Opening the Word: Three in one

Several years ago I got into a verbal row about the Most Blessed Trinity. Jehovah’s Witnesses were making a sweep of our neighborhood, and I decided to hear what they had to say. The two who came to our house were husband and wife. As soon as I volunteered that I was Catholic, the wife launched into a rather vigorous attack on the Catholic Church for having the heretical audacity, in her opinion, of “making up” the doctrine of the Trinity. She was eager to show me passages in the Bible that “clearly” rejected what she believed was an absurd — nay, evil! — belief. 

I was certainly familiar with the wife’s hostile approach to Catholicism. As a fundamentalist, I had taken the same scorched-earth approach when dealing with Catholics. So, I knew there were some significant problems with her “Scripture alone”-styled argument.She apparently thought that belief in a Triune God — three divine Persons, one in nature — was created out of thin air, without any substantive basis, for the purposes of misleading the unwashed masses. She was convinced that the motives of Catholic councils, such as the Council of Nicaea in A.D. 325, were both morally and theologically bankrupt. But what was this opinion based on? Historical research? Theological study? 

In order to find the answer, I asked, “Why are you appealing to a Catholic book to attack the Catholic Church?” Whatever did I mean, they asked, by that ? I pointed out how puzzling it was that they ardently renounced a doctrine — the Trinity — defended and defined at the ecumenical Councils of Nicaea and Constantinople (A.D. 381), while appealing to a canon, the New Testament, whose exact contents were not officially defined until after those councils. And when they were defined, it was by Catholic bishops at Catholic councils, and guided by the Holy Spirit. 

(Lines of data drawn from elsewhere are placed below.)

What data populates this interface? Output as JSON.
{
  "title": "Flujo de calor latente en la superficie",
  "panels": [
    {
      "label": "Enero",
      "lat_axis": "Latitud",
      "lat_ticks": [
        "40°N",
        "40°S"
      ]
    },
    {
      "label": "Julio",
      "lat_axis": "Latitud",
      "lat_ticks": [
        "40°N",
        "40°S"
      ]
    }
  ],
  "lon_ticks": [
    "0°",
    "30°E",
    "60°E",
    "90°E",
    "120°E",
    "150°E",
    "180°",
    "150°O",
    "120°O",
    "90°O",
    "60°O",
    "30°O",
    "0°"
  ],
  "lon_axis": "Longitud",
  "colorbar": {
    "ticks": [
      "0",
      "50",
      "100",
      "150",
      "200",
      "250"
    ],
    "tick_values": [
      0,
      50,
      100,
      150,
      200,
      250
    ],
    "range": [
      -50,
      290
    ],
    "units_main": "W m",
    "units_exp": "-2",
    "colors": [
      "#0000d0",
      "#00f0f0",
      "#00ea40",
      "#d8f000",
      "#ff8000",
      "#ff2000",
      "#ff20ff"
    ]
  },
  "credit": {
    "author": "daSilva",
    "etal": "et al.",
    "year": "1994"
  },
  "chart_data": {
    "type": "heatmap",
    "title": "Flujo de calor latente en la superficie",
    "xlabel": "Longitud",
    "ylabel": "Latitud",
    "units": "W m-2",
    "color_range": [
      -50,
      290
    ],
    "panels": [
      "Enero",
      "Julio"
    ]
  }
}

The truth about how the doctrine of the Trinity was articulated was both clearer and more complex than the two Jehovah’s Witnesses understood. It was clear, for instance, that the early Christians believed in one God, the God of Abraham, Jacob and Moses. But they also believed that Jesus Christ was God, and they knew very well that Jesus promised the Holy Spirit, as we hear in today’s Gospel: “But when he comes, the Spirit of truth, he will guide you to all truth.” But if the problem was clear, how can three persons be the same God? Grappling with that theological mystery was challenging, fraught with dangers.  

The most famous danger came from Arianism, the belief taught by a priest, Arius, who believed that the Son was a lesser god begotten at some point in time and thus not possessing the same eternal nature as the Father. This is a form of polytheism; it is, in essence, what Jehovah’s Witnesses believe.  

Arianism was strongly condemned at the Council of Nicaea, which taught the equality of the Father, Son and Holy Spirit, declaring that the Son was “Light from Light, true God from true God, begotten, not made, one in being with the Father.” The Athanasian Creed, named after St. Athanasius, the great champion of Nicaea, says, “Now the Catholic faith is this: that we worship the one God in Trinity, and Trinity in Unity, neither confounding the Persons, nor dividing the substance…”  

The Church, then, believes in the Trinity because of divine revelation, found in Scripture and Tradition, and because of the actions of the Holy Spirit, who guides to all truth.